According to Food Plant Engineering Proper flooring is a crucial component in any food plant. Food processing flooring takes tremendous abuse on a daily basis, and can severely damage productivity and increases sanitation costs. There are six main floor failures throughout processing plants that go unrecognized.

Top Six Floor Failures:

  • Poor Slip Resistance
    • The surface texture of floors in wet areas should be skid resistant and not subject to removal of the texture during exposure to daily wear and tear.
  • Excessive Moisture Content
    • Moisture migrates from the ground under your slab and causes cracks, potholes, and other inconvenient openings.
  • Insufficient Chemical Resistance
    • Make sure your product selection has sufficient data for resistance to the chemicals to which it will be exposed. Some materials like grease are harmless at normal temperatures, yet prove to be decisively corrosive when heated.
  • Poor Thermal Shock Resistance
    • Daily maintenance of food processing plants involves cleaning with hot water or steam.
  • Inadequate Surface Preparation
    • If you do not prepare your floor properly, it may need to be completely replaced soon after the installation process.
  • Unrealistic Expectations
    • What maintenance steps are necessary to keep the floor in best possible shape?
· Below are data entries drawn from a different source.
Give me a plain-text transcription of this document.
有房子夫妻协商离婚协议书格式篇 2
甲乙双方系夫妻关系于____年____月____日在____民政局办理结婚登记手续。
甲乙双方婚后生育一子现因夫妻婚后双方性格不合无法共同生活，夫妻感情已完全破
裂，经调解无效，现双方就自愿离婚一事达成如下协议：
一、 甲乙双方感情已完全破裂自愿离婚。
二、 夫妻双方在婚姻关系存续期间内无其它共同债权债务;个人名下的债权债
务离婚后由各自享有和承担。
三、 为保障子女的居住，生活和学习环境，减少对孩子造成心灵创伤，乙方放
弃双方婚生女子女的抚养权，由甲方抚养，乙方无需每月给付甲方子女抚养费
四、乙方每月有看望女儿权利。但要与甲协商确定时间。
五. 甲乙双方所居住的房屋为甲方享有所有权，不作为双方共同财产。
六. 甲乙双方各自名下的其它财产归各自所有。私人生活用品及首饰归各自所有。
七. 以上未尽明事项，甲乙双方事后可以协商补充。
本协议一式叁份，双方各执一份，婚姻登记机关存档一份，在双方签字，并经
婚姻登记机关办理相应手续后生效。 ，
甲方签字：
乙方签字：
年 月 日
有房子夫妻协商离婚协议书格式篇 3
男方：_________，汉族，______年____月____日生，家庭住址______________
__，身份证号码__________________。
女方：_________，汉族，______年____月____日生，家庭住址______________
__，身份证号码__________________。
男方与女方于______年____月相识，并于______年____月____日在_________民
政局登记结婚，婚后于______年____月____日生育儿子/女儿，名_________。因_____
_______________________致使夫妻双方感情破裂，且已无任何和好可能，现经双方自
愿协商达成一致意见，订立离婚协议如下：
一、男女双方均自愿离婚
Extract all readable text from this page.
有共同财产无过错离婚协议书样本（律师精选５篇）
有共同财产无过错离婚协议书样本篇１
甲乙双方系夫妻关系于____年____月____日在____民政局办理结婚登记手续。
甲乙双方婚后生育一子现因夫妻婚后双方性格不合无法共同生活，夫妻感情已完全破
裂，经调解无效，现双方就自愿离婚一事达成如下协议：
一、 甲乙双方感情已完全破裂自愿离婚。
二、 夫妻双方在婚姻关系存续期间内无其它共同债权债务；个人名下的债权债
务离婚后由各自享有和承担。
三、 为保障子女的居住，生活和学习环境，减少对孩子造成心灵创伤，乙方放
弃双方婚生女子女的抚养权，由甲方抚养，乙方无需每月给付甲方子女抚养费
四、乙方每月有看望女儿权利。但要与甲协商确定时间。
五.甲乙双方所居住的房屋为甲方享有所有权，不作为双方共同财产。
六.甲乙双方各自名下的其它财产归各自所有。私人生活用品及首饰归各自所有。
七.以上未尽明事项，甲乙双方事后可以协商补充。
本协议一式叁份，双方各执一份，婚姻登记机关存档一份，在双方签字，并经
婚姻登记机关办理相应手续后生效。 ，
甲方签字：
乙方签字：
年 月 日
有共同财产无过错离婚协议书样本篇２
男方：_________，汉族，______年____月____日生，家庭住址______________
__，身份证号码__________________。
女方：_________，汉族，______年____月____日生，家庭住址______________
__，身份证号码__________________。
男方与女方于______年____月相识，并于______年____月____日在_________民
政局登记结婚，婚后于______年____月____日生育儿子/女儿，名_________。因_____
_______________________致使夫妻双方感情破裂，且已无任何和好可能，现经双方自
What kind of flooring? That is the big question that plant operators and industrial maintenance managers must answer in order to meet government requirements and ensure a safe and sanitary food processing facility. Processors face demands for hygienic surfaces across a vast array of plant areas. Commercial kitchens pose one of the harshest environments for floors to survive in. When choosing a floor it is important to consider the service conditions, maintenance criteria, safety requirements, installation time, as well as aesthetics. Metal floor coatings and floor surfacing systems are long-term investments that when properly chosen, can reduce maintenance costs, energy costs and down-time.

Safety of personnel is of primary importance, and the energy and cost associated with maintaining a safe environment is inconsequential compared with the cost of low moral and potential medical liability.